ISSN: 2167-1044
Sternat T, Lodzinski A and Katzman MA
Treatment of Major Depressive Disorder (MDD), in many cases, offers less than optimal results, resulting in loss of function and remaining impairment. This is partially explained by the high prevalence of comorbid psychiatric illnesses that share common features, likely resulting in less than adequate treatment outcomes among patients receiving traditional psychiatric treatment. The term anhedonia does not sufficiently capture the complex and multifaceted reward-associated deficits seen in neuropsychiatric disorders. Deficits in reward-related processes can lead to behaviors that may appear to be the loss of interest or pleasure, and may preclude an individual from engaging in goal-oriented action. Investigators have identified a lifelong poor hedonic responsiveness, manifested as altered sensitivity to reinforcement, in patients with Attention Deficit Hyperactivity Disorder (ADHD), and suggest it as a common endophenotype for depression and the inattentive symptoms of ADHD. Research into the neurobiology of anhedonia has focused on the centers in the brain related to reward and motivation, and has identified the dopaminergic and associated circuits as playing a key role.
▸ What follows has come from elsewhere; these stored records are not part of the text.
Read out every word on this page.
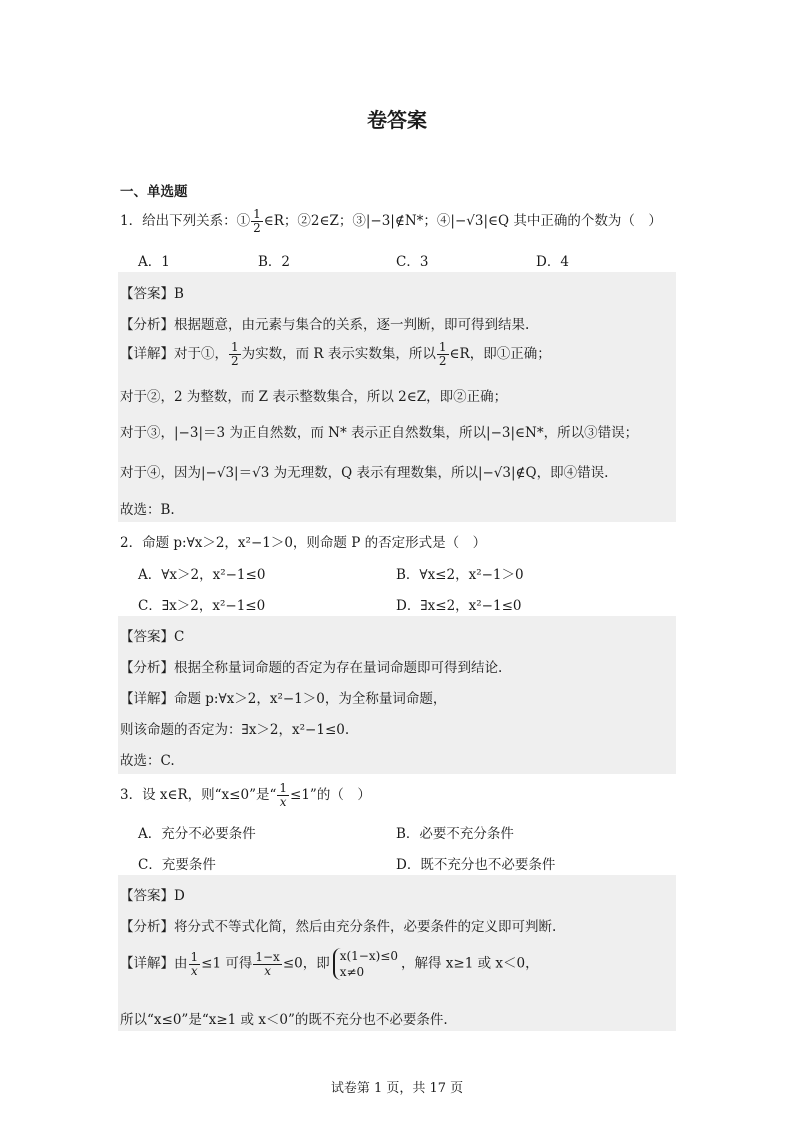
卷答案
一、单选题
1．给出下列关系：① $\frac{1}{2}$ ∈R；②2∈Z；③|−3|∉N*；④|−√3|∈Q 其中正确的个数为（　）
A．1	B．2	C．3	D．4
【答案】B
【分析】根据题意，由元素与集合的关系，逐一判断，即可得到结果.
【详解】对于①， $\frac{1}{2}$ 为实数，而 R 表示实数集，所以 $\frac{1}{2}$ ∈R，即①正确；
对于②，2 为整数，而 Z 表示整数集合，所以 2∈Z，即②正确；
对于③，|−3|＝3 为正自然数，而 N* 表示正自然数集，所以|−3|∈N*，所以③错误；
对于④，因为|−√3|＝√3 为无理数，Q 表示有理数集，所以|−√3|∉Q，即④错误.
故选：B.
2．命题 p:∀x＞2，x²−1＞0，则命题 P 的否定形式是（　）
A．∀x＞2，x²−1≤0	B．∀x≤2，x²−1＞0
C．∃x＞2，x²−1≤0	D．∃x≤2，x²−1≤0
【答案】C
【分析】根据全称量词命题的否定为存在量词命题即可得到结论.
【详解】命题 p:∀x＞2，x²−1＞0，为全称量词命题，
则该命题的否定为：∃x＞2，x²−1≤0.
故选：C.
3．设 x∈R，则“x≤0”是“ $\frac{1}{x} \le 1$”的（　）
A．充分不必要条件	B．必要不充分条件
C．充要条件	D．既不充分也不必要条件
【答案】D
【分析】将分式不等式化简，然后由充分条件，必要条件的定义即可判断.
【详解】由 $\frac{1}{x} \le 1$ 可得 $\frac{1-x}{x} \le 0$，即 x(1−x)≤0
x≠0
，解得 x≥1 或 x＜0，
所以“x≤0”是“x≥1 或 x＜0”的既不充分也不必要条件.
试卷第 1 页，共 17 页
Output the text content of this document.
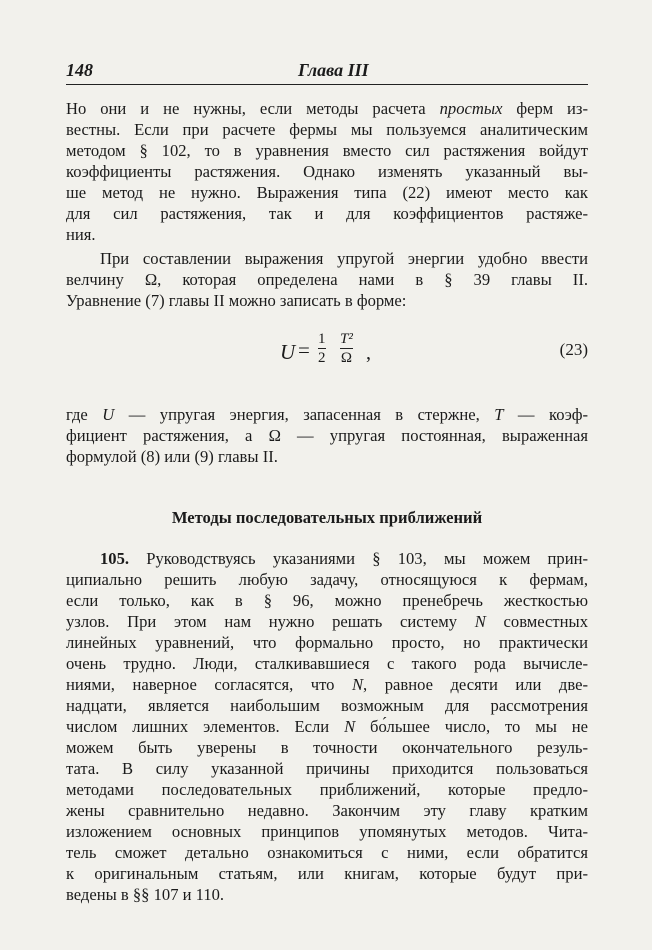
148	Глава III
Но они и не нужны, если методы расчета простых ферм из-
вестны. Если при расчете фермы мы пользуемся аналитическим
методом § 102, то в уравнения вместо сил растяжения войдут
коэффициенты растяжения. Однако изменять указанный вы-
ше метод не нужно. Выражения типа (22) имеют место как
для сил растяжения, так и для коэффициентов растяже-
ния.
При составлении выражения упругой энергии удобно ввести
велчину Ω, которая определена нами в § 39 главы II.
Уравнение (7) главы II можно записать в форме:
$U = \frac{1}{2} \frac{\text{T²}}{\Omega}$ ,	(23)
где U — упругая энергия, запасенная в стержне, T — коэф-
фициент растяжения, а Ω — упругая постоянная, выраженная
формулой (8) или (9) главы II.
Методы последовательных приближений
105. Руководствуясь указаниями § 103, мы можем прин-
ципиально решить любую задачу, относящуюся к фермам,
если только, как в § 96, можно пренебречь жесткостью
узлов. При этом нам нужно решать систему N совместных
линейных уравнений, что формально просто, но практически
очень трудно. Люди, сталкивавшиеся с такого рода вычисле-
ниями, наверное согласятся, что N, равное десяти или две-
надцати, является наибольшим возможным для рассмотрения
числом лишних элементов. Если N бо́льшее число, то мы не
можем быть уверены в точности окончательного резуль-
тата. В силу указанной причины приходится пользоваться
методами последовательных приближений, которые предло-
жены сравнительно недавно. Закончим эту главу кратким
изложением основных принципов упомянутых методов. Чита-
тель сможет детально ознакомиться с ними, если обратится
к оригинальным статьям, или книгам, которые будут при-
ведены в §§ 107 и 110.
Studies have shown that lesions in reward and motivation circuits result in anhedonia, and that decreased activation in the medial frontal cortex is believed to underlie abnormal positive affect processing in patients. In this paper, we propose that a specific phenotype of depression, which is more likely to be described as “treatment resistant” is associated with high risk of comorbidity with dysthymia, ADHD, and substance abuse, specifically cocaine abuse. We believe these patients experience a chronically lower hedonic tone that results in chronic anhedonia (as opposed to acute state anhedonia noted in a major depressive episode) related to unique pathophysiology and requiring treatment of the dopaminergic deficiency that characterizes its unique collection of comorbidities.